I took this principle into the extreme. Do you know the statement that everybody who studies psychology has some problems himself?
Well, for me, this was quite true and being the crazy fucker that I am, I failed more often than others, and I experienced a whole lot of not awesomeness.
Struggling with depression was, for a long time, a predicament. I mean being in pain and unhappy does not quite seem like a blessing from the sky, but when you study psychology, you basically are living with a case studies 24/7. Yourself. So, for me, learning about behavioural psychology and clinical psychology became an intrinsic endeavour.
I realised that being unhappy as an aspiring psychologist is not a detriment but a resource. I thought that to cure others; I first needed to learn how to cure myself. Suddenly, my mental predicament was not solely about me anymore. It also became about helping others. I thought that it was a selfish thing for me to stay depressed because of all the people I was missing out on that I could help.
I created a why. A why that was bigger than me.
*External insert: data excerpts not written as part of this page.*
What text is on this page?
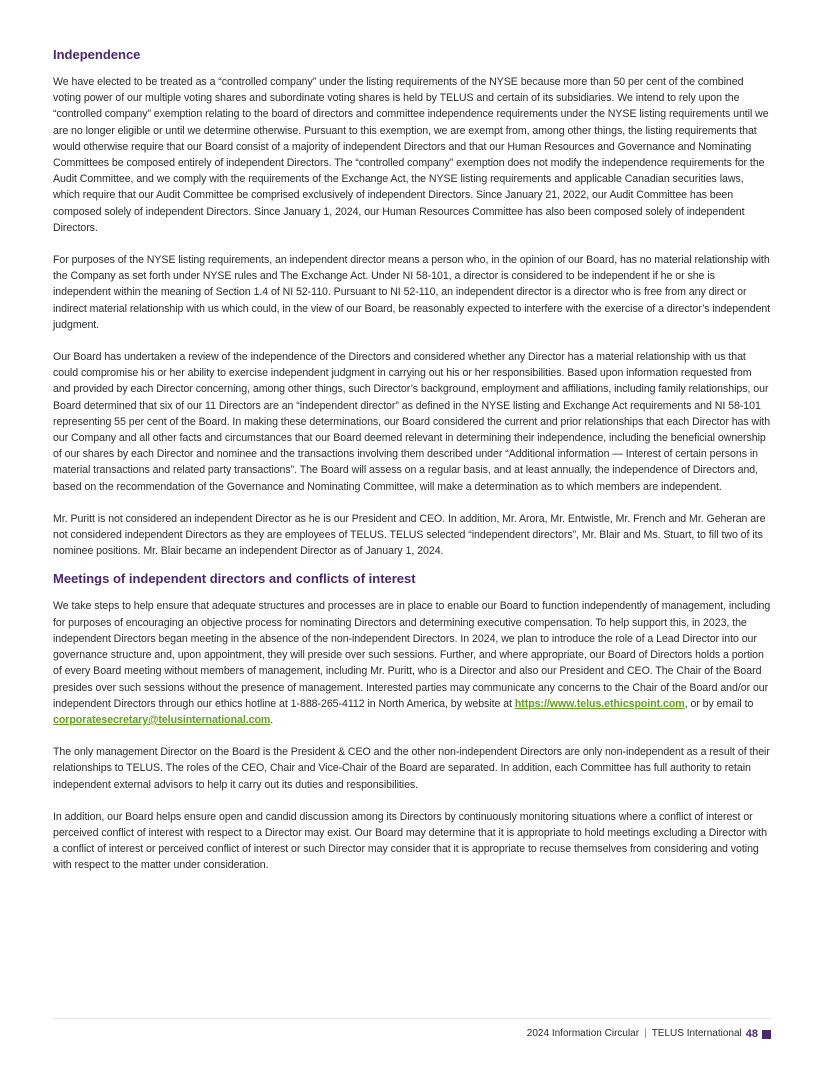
Independence

We have elected to be treated as a “controlled company” under the listing requirements of the NYSE because more than 50 per cent of the combined voting power of our multiple voting shares and subordinate voting shares is held by TELUS and certain of its subsidiaries. We intend to rely upon the “controlled company” exemption relating to the board of directors and committee independence requirements under the NYSE listing requirements until we are no longer eligible or until we determine otherwise. Pursuant to this exemption, we are exempt from, among other things, the listing requirements that would otherwise require that our Board consist of a majority of independent Directors and that our Human Resources and Governance and Nominating Committees be composed entirely of independent Directors. The “controlled company” exemption does not modify the independence requirements for the Audit Committee, and we comply with the requirements of the Exchange Act, the NYSE listing requirements and applicable Canadian securities laws, which require that our Audit Committee be comprised exclusively of independent Directors. Since January 21, 2022, our Audit Committee has been composed solely of independent Directors. Since January 1, 2024, our Human Resources Committee has also been composed solely of independent Directors.

For purposes of the NYSE listing requirements, an independent director means a person who, in the opinion of our Board, has no material relationship with the Company as set forth under NYSE rules and The Exchange Act. Under NI 58-101, a director is considered to be independent if he or she is independent within the meaning of Section 1.4 of NI 52-110. Pursuant to NI 52-110, an independent director is a director who is free from any direct or indirect material relationship with us which could, in the view of our Board, be reasonably expected to interfere with the exercise of a director’s independent judgment.

Our Board has undertaken a review of the independence of the Directors and considered whether any Director has a material relationship with us that could compromise his or her ability to exercise independent judgment in carrying out his or her responsibilities. Based upon information requested from and provided by each Director concerning, among other things, such Director’s background, employment and affiliations, including family relationships, our Board determined that six of our 11 Directors are an “independent director” as defined in the NYSE listing and Exchange Act requirements and NI 58-101 representing 55 per cent of the Board. In making these determinations, our Board considered the current and prior relationships that each Director has with our Company and all other facts and circumstances that our Board deemed relevant in determining their independence, including the beneficial ownership of our shares by each Director and nominee and the transactions involving them described under “Additional information — Interest of certain persons in material transactions and related party transactions”. The Board will assess on a regular basis, and at least annually, the independence of Directors and, based on the recommendation of the Governance and Nominating Committee, will make a determination as to which members are independent.

Mr. Puritt is not considered an independent Director as he is our President and CEO. In addition, Mr. Arora, Mr. Entwistle, Mr. French and Mr. Geheran are not considered independent Directors as they are employees of TELUS. TELUS selected “independent directors”, Mr. Blair and Ms. Stuart, to fill two of its nominee positions. Mr. Blair became an independent Director as of January 1, 2024.

Meetings of independent directors and conflicts of interest

We take steps to help ensure that adequate structures and processes are in place to enable our Board to function independently of management, including for purposes of encouraging an objective process for nominating Directors and determining executive compensation. To help support this, in 2023, the independent Directors began meeting in the absence of the non-independent Directors. In 2024, we plan to introduce the role of a Lead Director into our governance structure and, upon appointment, they will preside over such sessions. Further, and where appropriate, our Board of Directors holds a portion of every Board meeting without members of management, including Mr. Puritt, who is a Director and also our President and CEO. The Chair of the Board presides over such sessions without the presence of management. Interested parties may communicate any concerns to the Chair of the Board and/or our independent Directors through our ethics hotline at 1-888-265-4112 in North America, by website at https://www.telus.ethicspoint.com, or by email to corporatesecretary@telusinternational.com.

The only management Director on the Board is the President & CEO and the other non-independent Directors are only non-independent as a result of their relationships to TELUS. The roles of the CEO, Chair and Vice-Chair of the Board are separated. In addition, each Committee has full authority to retain independent external advisors to help it carry out its duties and responsibilities.

In addition, our Board helps ensure open and candid discussion among its Directors by continuously monitoring situations where a conflict of interest or perceived conflict of interest with respect to a Director may exist. Our Board may determine that it is appropriate to hold meetings excluding a Director with a conflict of interest or perceived conflict of interest or such Director may consider that it is appropriate to recuse themselves from considering and voting with respect to the matter under consideration.

2024 Information Circular | TELUS International 48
My suffering became meaningful to me. Even more. When I saw people in my inner circle in pain, I spotted patterns quicker and quicker, and I was able to help more and more. This resulted in me always being in learning mode, and also, always giving me a reason to frame suffering in my family as learning and an opportunity to get better at my craft, becoming a pain in the ass, full-time extreme psychologist.
I believe that by transforming myself from a total fuck up into an epic version of myself, I will be able to duplicate this transformation in others, by showing them a blueprint that change is possible. If I can do it, so can you.
Viktor Frankl believes that suffering is inevitable, and it is, but it is your decision whether you want to perish due to your trauma or if you want to put meaning into it and thrive because of it.
If you are in pain anyway, one might as well use it. Once you defined your why, you are prepared to face any “how”.
So, go all out and kick ass.
Thanks for reading.
Footnotes
Want To Read More? Sources!
- https://www.goodtherapy.org/famous-psychologists/viktor-frankl.html
- https://en.wikipedia.org/wiki/Logotherapy
Call to Action
So what is your why? What is your meaning in your life?? Do you see your suffering as a curse or as a chance to grow?
- Write down ten reasons why you are not killing yourself. What is important to you? Who do you love? What is fun for you? What are the things you want to see and achieve?
- Grab an empty cookie jar.
- Write down three hardships of your past on a small piece of paper.
- Now, write on the back of the paper what you did to overcome it.
- Write down three problems that taught you something or turned out later to be a skill or a resource.
- If you would die today, what tasks, projects, dreams would die with you?
- Ask yourself every evening: What did I give today?